Une jeune fille blonde, réjouie, en robe courte, les jambes potelées, parlait à l’oreille du soldat rouge qui l’accompagnait. Soudain, elle vint à moi et me dit:
– Citoyen, ça vous plairait d’aller en canot avec nous? Vous devez savoir tenir le gouvernail, mon frère va ramer, et moi je me prélasserai en bourgeoise. Nous ferons le tour de la forteresse. Ça ne prendra pas plus d’une heure.
Je remerciai et m’embarquai, le coeur battant. Cette promenade tombait on ne peut mieux, du moment que je devais faire revivre le passé…

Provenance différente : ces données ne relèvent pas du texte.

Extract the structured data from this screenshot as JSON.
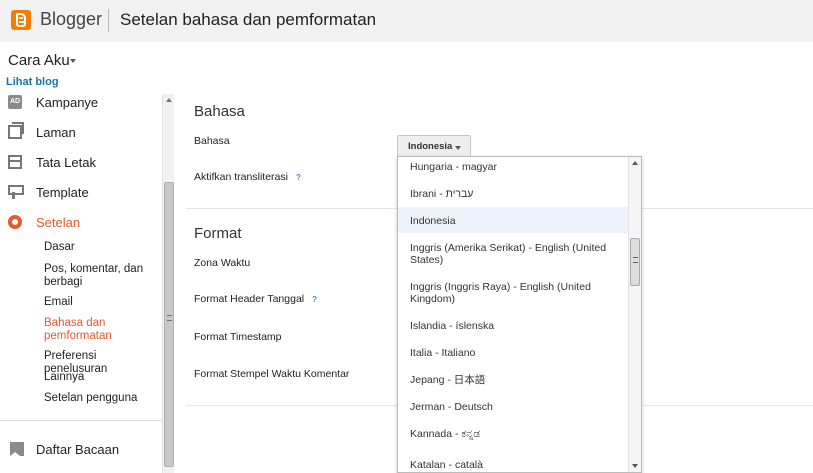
{
  "header": {
    "brand": "Blogger",
    "title": "Setelan bahasa dan pemformatan"
  },
  "blog": {
    "name": "Cara Aku",
    "view_link": "Lihat blog"
  },
  "sidebar": {
    "items": [
      {
        "label": "Kampanye",
        "icon": "campaign-icon"
      },
      {
        "label": "Laman",
        "icon": "pages-icon"
      },
      {
        "label": "Tata Letak",
        "icon": "layout-icon"
      },
      {
        "label": "Template",
        "icon": "template-icon"
      },
      {
        "label": "Setelan",
        "icon": "gear-icon"
      }
    ],
    "sub_items": [
      "Dasar",
      "Pos, komentar, dan berbagi",
      "Email",
      "Bahasa dan pemformatan",
      "Preferensi penelusuran",
      "Lainnya",
      "Setelan pengguna"
    ],
    "reading_list": "Daftar Bacaan",
    "active_color": "#e8582d"
  },
  "main": {
    "language_section": {
      "title": "Bahasa",
      "language_label": "Bahasa",
      "language_value": "Indonesia",
      "transliteration_label": "Aktifkan transliterasi",
      "help": "?"
    },
    "format_section": {
      "title": "Format",
      "timezone_label": "Zona Waktu",
      "header_date_label": "Format Header Tanggal",
      "timestamp_label": "Format Timestamp",
      "comment_timestamp_label": "Format Stempel Waktu Komentar",
      "help": "?"
    }
  },
  "dropdown": {
    "options": [
      "Hungaria - magyar",
      "Ibrani - עברית",
      "Indonesia",
      "Inggris (Amerika Serikat) - English (United States)",
      "Inggris (Inggris Raya) - English (United Kingdom)",
      "Islandia - íslenska",
      "Italia - Italiano",
      "Jepang - 日本語",
      "Jerman - Deutsch",
      "Kannada - ಕನ್ನಡ",
      "Katalan - català"
    ],
    "selected": "Indonesia"
  }
}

Nous suivîmes la Fontanka près de l’ancienne École de Droit et passâmes sous l’étrange pont où Véra et moi étions venus si souvent, en proie à l’idée fixe que nous cherchions du matin au soir à réaliser.
C’était au printemps de 1862, peu après que Piotr eut appris de son compère qu’on avait incarcéré Mikhaïl dans la forteresse, mais qu’il ne se trouvait pas au bastion Troubetskoï. Restait à supposer qu’il était au ravelin Alexéevski.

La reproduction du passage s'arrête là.